Written By Mayor Martin J. Walsh
Boston is a diverse city made up of residents of all backgrounds, all education levels and job sectors spread out over 23 neighborhoods. Some of us were born and bred here, some with families that have been here for decades, some received a wonderful education or job here and decided to make the move to this city. All these groups make Boston what it is today–a great city that’s full of great people.
Together, this diversity makes us stronger as a city, and I believe that anyone who wants to live in Boston and make this city better should be able to afford to do so. And we know, a lot of people want to live in Boston these days.
Our city is growing at historic rates. We will soon have more than 700,000 residents. But for many years, we have not been building enough housing to meet growth, and our increasing population. When too many people compete for too few units of housing, the result is higher rents and sales prices. If we are going to make sure that Boston is an equitable city, we need to stabilize the market, and the only way to do that is to create new housing.
But we have to do so thoughtfully. We have to build at a wide variety of income levels, to make sure that people of varying income levels have options for housing that are at the right price for them.

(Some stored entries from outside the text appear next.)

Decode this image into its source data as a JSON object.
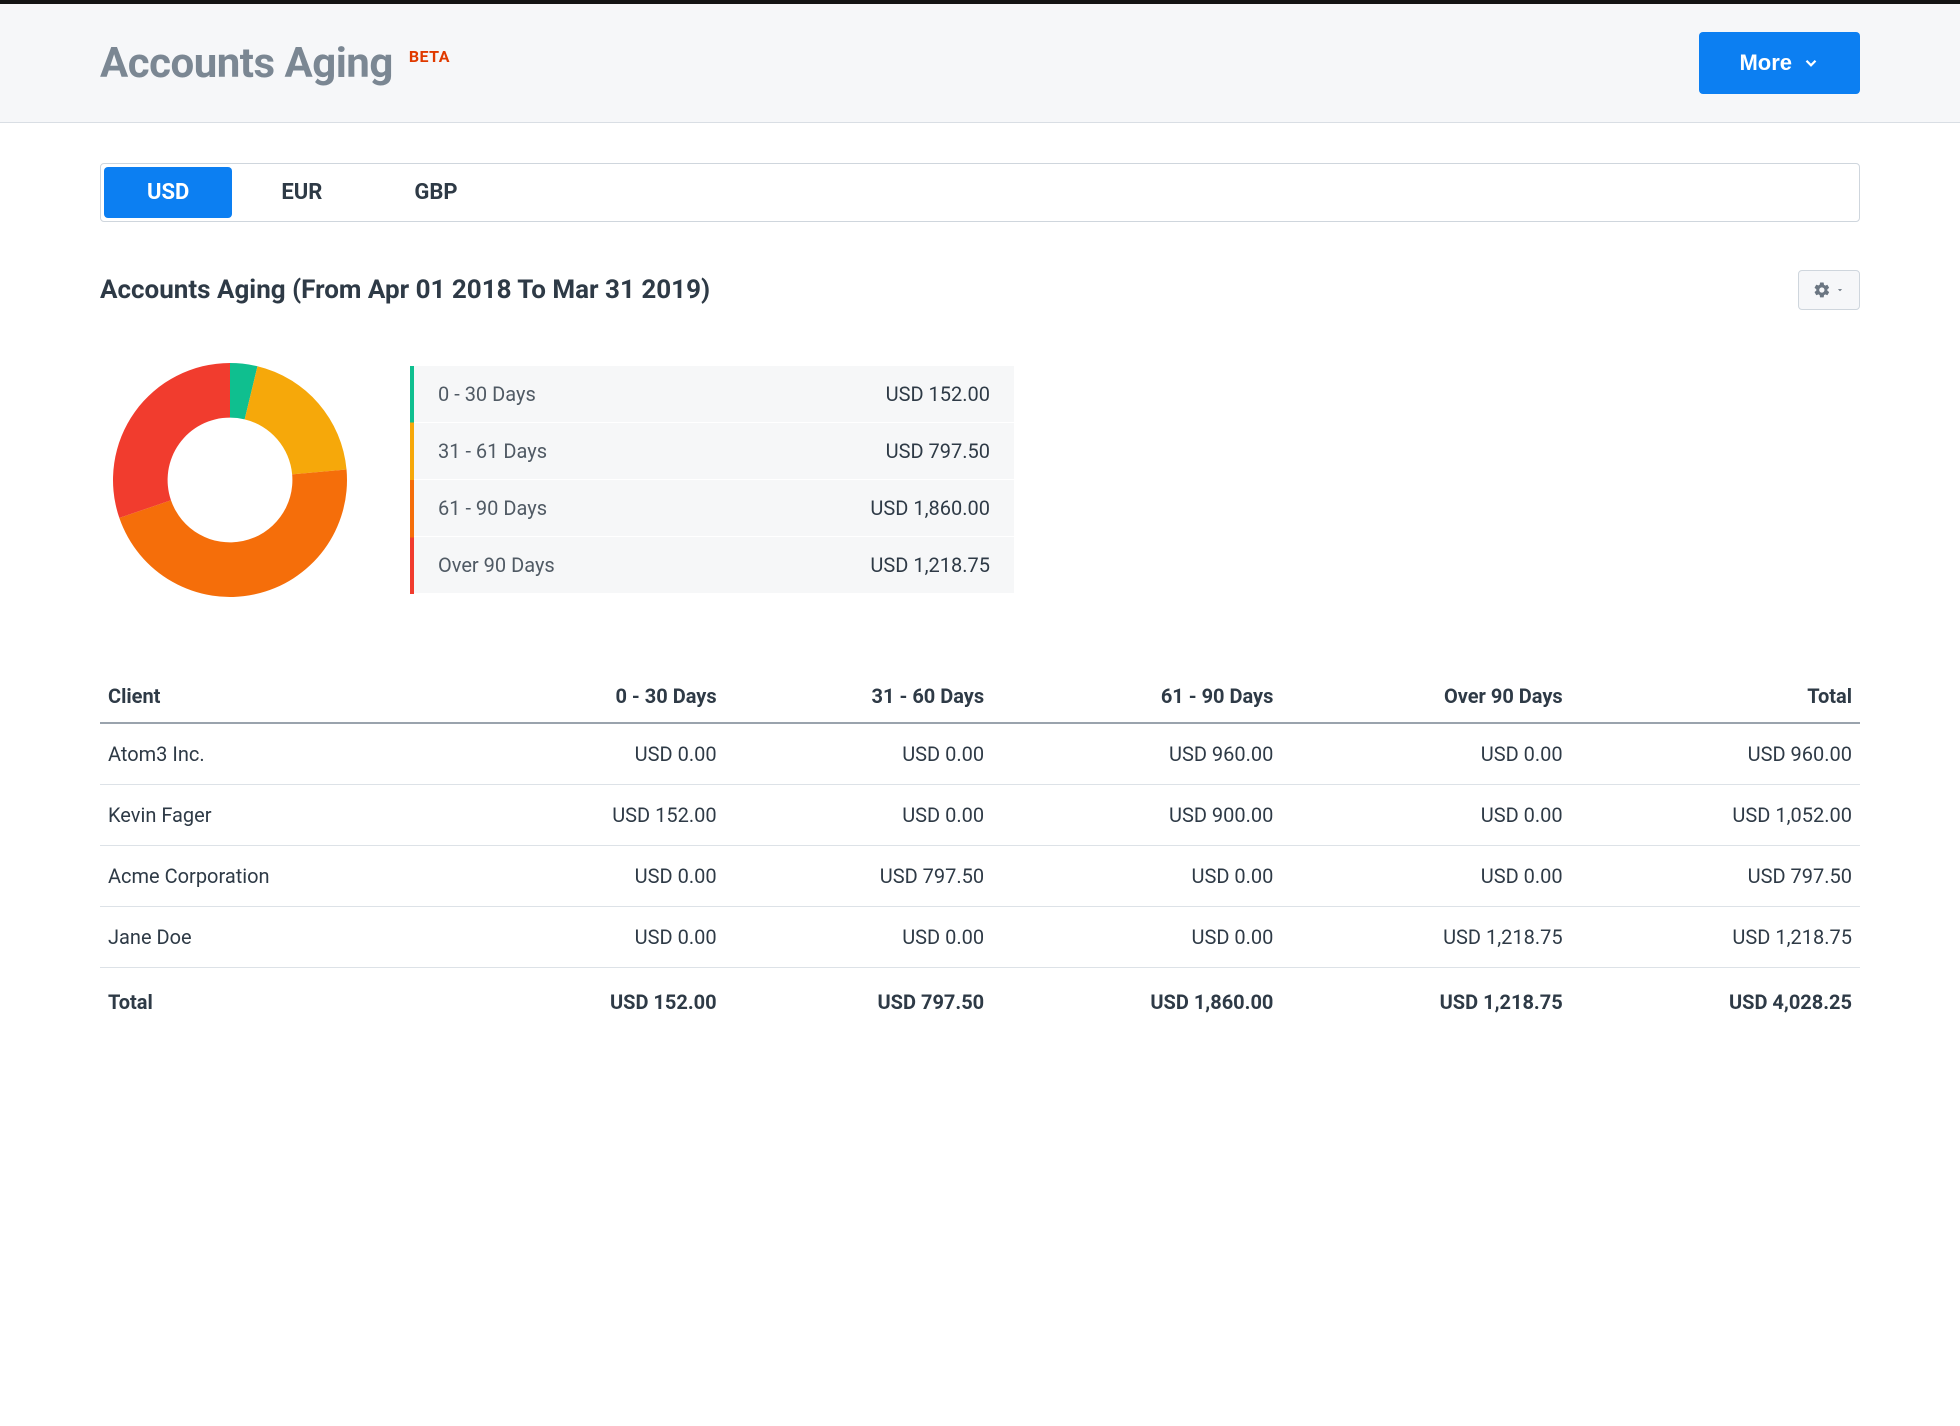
{
  "header": {
    "title": "Accounts Aging",
    "badge": "BETA",
    "more_label": "More"
  },
  "tabs": [
    {
      "label": "USD",
      "active": true
    },
    {
      "label": "EUR",
      "active": false
    },
    {
      "label": "GBP",
      "active": false
    }
  ],
  "report": {
    "title": "Accounts Aging (From Apr 01 2018 To Mar 31 2019)"
  },
  "chart_data": {
    "type": "pie",
    "title": "Accounts Aging",
    "series": [
      {
        "name": "0 - 30 Days",
        "value": 152.0,
        "value_label": "USD 152.00",
        "color": "#0fbf8f"
      },
      {
        "name": "31 - 61 Days",
        "value": 797.5,
        "value_label": "USD 797.50",
        "color": "#f6a80a"
      },
      {
        "name": "61 - 90 Days",
        "value": 1860.0,
        "value_label": "USD 1,860.00",
        "color": "#f56e0a"
      },
      {
        "name": "Over 90 Days",
        "value": 1218.75,
        "value_label": "USD 1,218.75",
        "color": "#f13c2e"
      }
    ]
  },
  "table": {
    "columns": [
      "Client",
      "0 - 30 Days",
      "31 - 60 Days",
      "61 - 90 Days",
      "Over 90 Days",
      "Total"
    ],
    "rows": [
      {
        "client": "Atom3 Inc.",
        "c0": "USD 0.00",
        "c1": "USD 0.00",
        "c2": "USD 960.00",
        "c3": "USD 0.00",
        "total": "USD 960.00"
      },
      {
        "client": "Kevin Fager",
        "c0": "USD 152.00",
        "c1": "USD 0.00",
        "c2": "USD 900.00",
        "c3": "USD 0.00",
        "total": "USD 1,052.00"
      },
      {
        "client": "Acme Corporation",
        "c0": "USD 0.00",
        "c1": "USD 797.50",
        "c2": "USD 0.00",
        "c3": "USD 0.00",
        "total": "USD 797.50"
      },
      {
        "client": "Jane Doe",
        "c0": "USD 0.00",
        "c1": "USD 0.00",
        "c2": "USD 0.00",
        "c3": "USD 1,218.75",
        "total": "USD 1,218.75"
      }
    ],
    "totals": {
      "label": "Total",
      "c0": "USD 152.00",
      "c1": "USD 797.50",
      "c2": "USD 1,860.00",
      "c3": "USD 1,218.75",
      "total": "USD 4,028.25"
    }
  }
}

Our housing plan, Housing a Changing City: Boston 2030, set out to create 53,000 new units of housing, across a range of income levels, by 2030. We recently released a new report that showed that to date, more than 21,000 units have been issued approvals and permits, and of those, more than 13,000 new units of housing have already been completed. Working together with everyone from affordable housing advocates and community residents to private developers, we’re beginning to see results that will benefit the entire city.

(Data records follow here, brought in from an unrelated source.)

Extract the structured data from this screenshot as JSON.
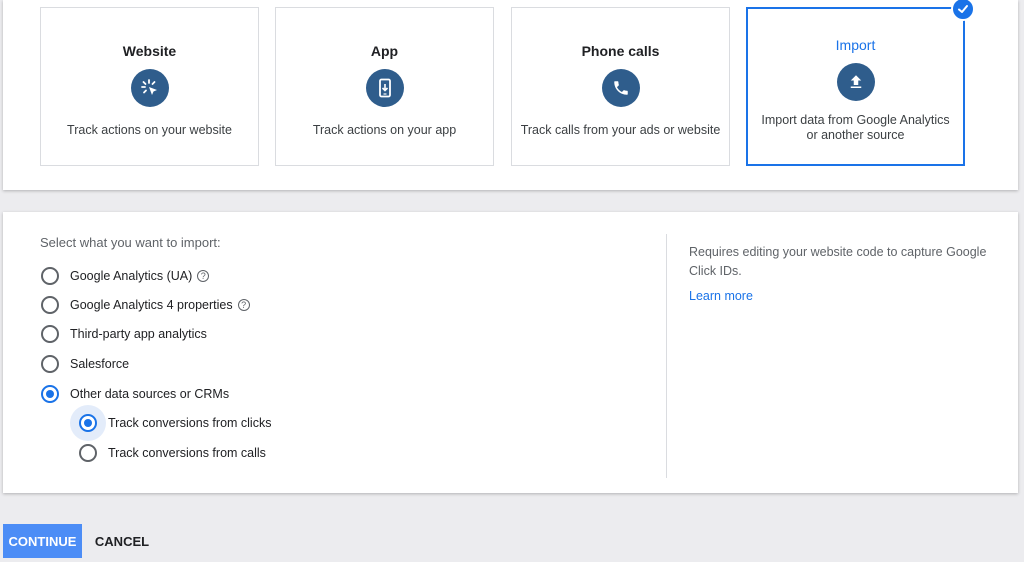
{
  "cards": [
    {
      "title": "Website",
      "description": "Track actions on your website",
      "icon": "cursor-click-icon"
    },
    {
      "title": "App",
      "description": "Track actions on your app",
      "icon": "mobile-app-icon"
    },
    {
      "title": "Phone calls",
      "description": "Track calls from your ads or website",
      "icon": "phone-icon"
    },
    {
      "title": "Import",
      "description": "Import data from Google Analytics or another source",
      "icon": "upload-icon",
      "selected": true
    }
  ],
  "import_section": {
    "prompt": "Select what you want to import:",
    "options": [
      {
        "label": "Google Analytics (UA)",
        "help": "?",
        "checked": false
      },
      {
        "label": "Google Analytics 4 properties",
        "help": "?",
        "checked": false
      },
      {
        "label": "Third-party app analytics",
        "checked": false
      },
      {
        "label": "Salesforce",
        "checked": false
      },
      {
        "label": "Other data sources or CRMs",
        "checked": true
      }
    ],
    "sub_options": [
      {
        "label": "Track conversions from clicks",
        "checked": true
      },
      {
        "label": "Track conversions from calls",
        "checked": false
      }
    ],
    "side_text": "Requires editing your website code to capture Google Click IDs.",
    "learn_more": "Learn more"
  },
  "actions": {
    "continue_label": "CONTINUE",
    "cancel_label": "CANCEL"
  },
  "colors": {
    "accent": "#1a73e8",
    "icon_circle": "#2f5d8c",
    "continue_bg": "#4c8df6"
  }
}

It’s critical that we create new affordable housing opportunities and preserve the affordable housing that we have. We’re building on the fact that Boston is a national leader in the creation of affordable housing. Nearly twenty percent of Boston’s housing stock is restricted to specific income levels, with the vast majority of these units serving low-income households. These restrictions also mean that these units of housing are protected from the ups and downs of the market.

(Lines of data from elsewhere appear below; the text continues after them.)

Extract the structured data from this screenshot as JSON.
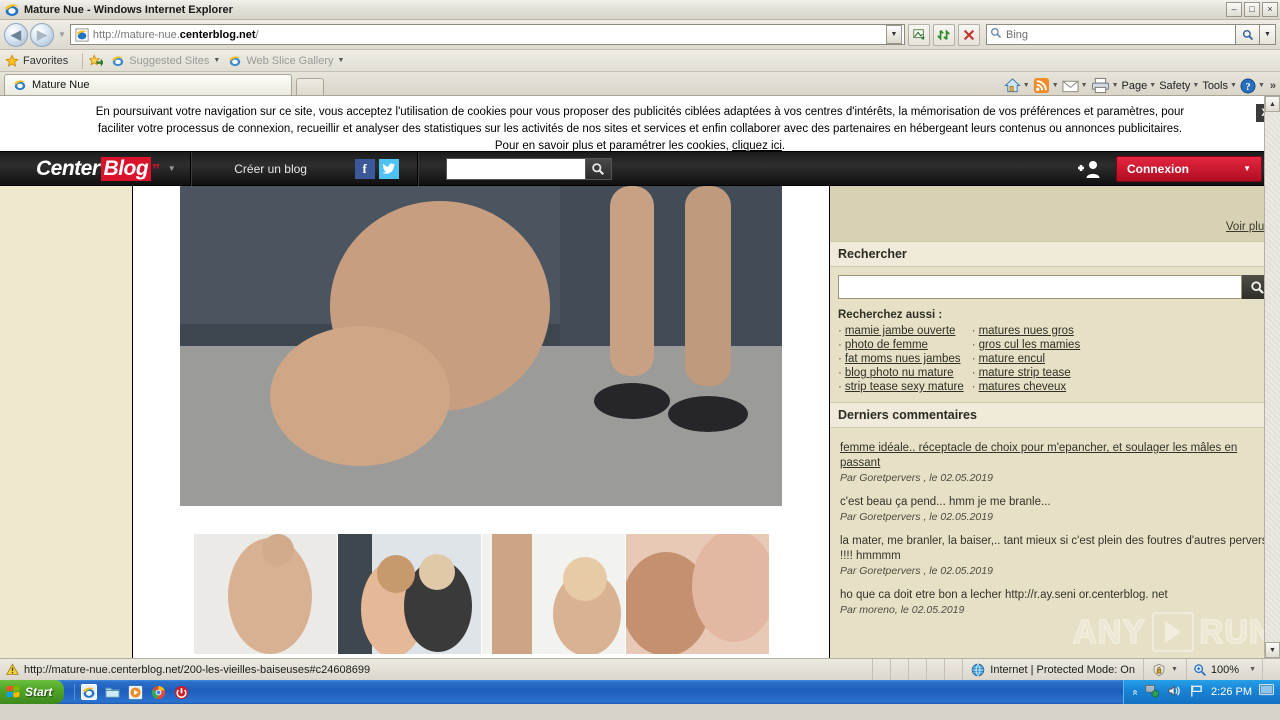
{
  "window": {
    "title": "Mature Nue - Windows Internet Explorer",
    "minimize": "–",
    "maximize": "□",
    "close": "×"
  },
  "navbar": {
    "back": "◀",
    "forward": "▶",
    "url_prefix": "http://mature-nue.",
    "url_domain": "centerblog.net",
    "url_suffix": "/",
    "address_dropdown": "▼",
    "compat_icon": "compatibility-view-icon",
    "refresh_icon": "refresh-icon",
    "stop_icon": "stop-icon",
    "search_placeholder": "Bing",
    "search_go_icon": "search-icon",
    "search_dropdown": "▼"
  },
  "favbar": {
    "favorites": "Favorites",
    "suggested_sites": "Suggested Sites",
    "web_slice_gallery": "Web Slice Gallery",
    "caret": "▼"
  },
  "tabs": {
    "items": [
      {
        "label": "Mature Nue"
      }
    ],
    "new_tab_label": ""
  },
  "command_bar": {
    "home": "home-icon",
    "feeds": "feeds-icon",
    "mail": "mail-icon",
    "print": "print-icon",
    "page": "Page",
    "safety": "Safety",
    "tools": "Tools",
    "help": "help-icon",
    "overflow": "»",
    "caret": "▼"
  },
  "cookie_banner": {
    "line1": "En poursuivant votre navigation sur ce site, vous acceptez l'utilisation de cookies pour vous proposer des publicités ciblées adaptées à vos centres d'intérêts, la mémorisation de vos préférences et paramètres, pour",
    "line2": "faciliter votre processus de connexion, recueillir et analyser des statistiques sur les activités de nos sites et services et enfin collaborer avec des partenaires en hébergeant leurs contenus ou annonces publicitaires.",
    "line3_prefix": "Pour en savoir plus et paramétrer les cookies, ",
    "line3_link": "cliquez ici",
    "line3_suffix": ".",
    "close_label": "X"
  },
  "site_header": {
    "logo_part1": "Center",
    "logo_part2": "Blog",
    "logo_quote": "”",
    "logo_dropdown": "▼",
    "create_blog": "Créer un blog",
    "facebook": "f",
    "twitter": "t",
    "search_value": "",
    "search_icon": "search-icon",
    "add_user_icon": "add-user-icon",
    "login_label": "Connexion",
    "login_caret": "▼",
    "accent_color": "#d8132b"
  },
  "sidebar": {
    "voir_plus": "Voir plus",
    "search_heading": "Rechercher",
    "search_value": "",
    "search_icon": "search-icon",
    "also_search_label": "Recherchez aussi :",
    "tags_col1": [
      "mamie jambe ouverte",
      "photo de femme",
      "fat moms nues jambes",
      "blog photo nu mature",
      "strip tease sexy mature"
    ],
    "tags_col2": [
      "matures nues gros",
      "gros cul les mamies",
      "mature encul",
      "mature strip tease",
      "matures cheveux"
    ],
    "comments_heading": "Derniers commentaires",
    "comments": [
      {
        "text": "femme idéale.. réceptacle de choix pour m'epancher, et soulager les mâles en passant",
        "meta": "Par Goretpervers , le 02.05.2019",
        "link": true
      },
      {
        "text": "c'est beau ça pend... hmm je me branle...",
        "meta": "Par Goretpervers , le 02.05.2019",
        "link": false
      },
      {
        "text": "la mater, me branler, la baiser,.. tant mieux si c'est plein des foutres d'autres pervers !!!! hmmmm",
        "meta": "Par Goretpervers , le 02.05.2019",
        "link": false
      },
      {
        "text": "ho que ca doit etre bon a lecher http://r.ay.seni or.centerblog. net",
        "meta": "Par moreno, le 02.05.2019",
        "link": false
      }
    ]
  },
  "watermark": {
    "text_left": "ANY",
    "text_right": "RUN",
    "play_icon": "play-icon"
  },
  "scrollbar": {
    "up": "▲",
    "down": "▼"
  },
  "statusbar": {
    "security_icon": "warning-icon",
    "url": "http://mature-nue.centerblog.net/200-les-vieilles-baiseuses#c24608699",
    "zone_icon": "globe-icon",
    "zone": "Internet | Protected Mode: On",
    "privacy_icon": "privacy-report-icon",
    "zoom_icon": "zoom-icon",
    "zoom_level": "100%",
    "caret": "▼"
  },
  "taskbar": {
    "start": "Start",
    "quick_launch": [
      "internet-explorer-icon",
      "folder-icon",
      "media-player-icon",
      "chrome-icon",
      "shutdown-icon"
    ],
    "tray_expand": "«",
    "tray_icons": [
      "network-icon",
      "volume-icon",
      "flag-icon"
    ],
    "clock": "2:26 PM",
    "show_desktop": "show-desktop-icon"
  }
}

Even in the face of declining federal funds for affordable housing, Boston continues to create new housing for our low income residents. Since we started tracking progress on our housing plan, more than 1,600 new units for people with low incomes have gone into construction. Nearly 1,380 new units of affordable housing have been completed, and there are almost 1,130 more units in the pipeline.
We must also make sure that we are creating housing for our middle income population, because Boston’s middle class is integral to our success. We’re building middle income housing in two ways: by requiring developers to include deed-restricted middle income units in their market rate developments, and by working with private developers to find ways they can create housing at lower costs outside our more expensive downtown core.
Already, we have created more than 2,000 units of housing that have legal restrictions that will keep them affordable to middle income households for decades to come.
I’m confident that together, all of this new housing, at a range of incomes, will begin to relieve the pressure that our growing population is putting on the market and that households at all income levels will have improved choice for housing options that they can afford.
To reach these goals, we are making sure that we harness the current building boom for the benefit of the entire city. Through policies like the Inclusionary Development Policy and Linkage, both of which require private developments to raise money for affordable housing, the city was able to allocate more than $54 million for affordable housing in Fiscal Year 2017 — more than $20 million more than we allocated in Fiscal Year 2015. The result of all of this new revenue means that since 2014, our administration has been able to commit more than $100 million towards the creation of new affordable housing.
Boston is a city that takes care of its residents. Addressing rising housing costs is critical to preserving the diversity and character that makes Boston special. Our housing numbers show that we’re making progress, but there is still more work to be done. Our progress to date sets us up for continued success in the future, a future where Boston continues to grow stronger from its diversity and inclusiveness.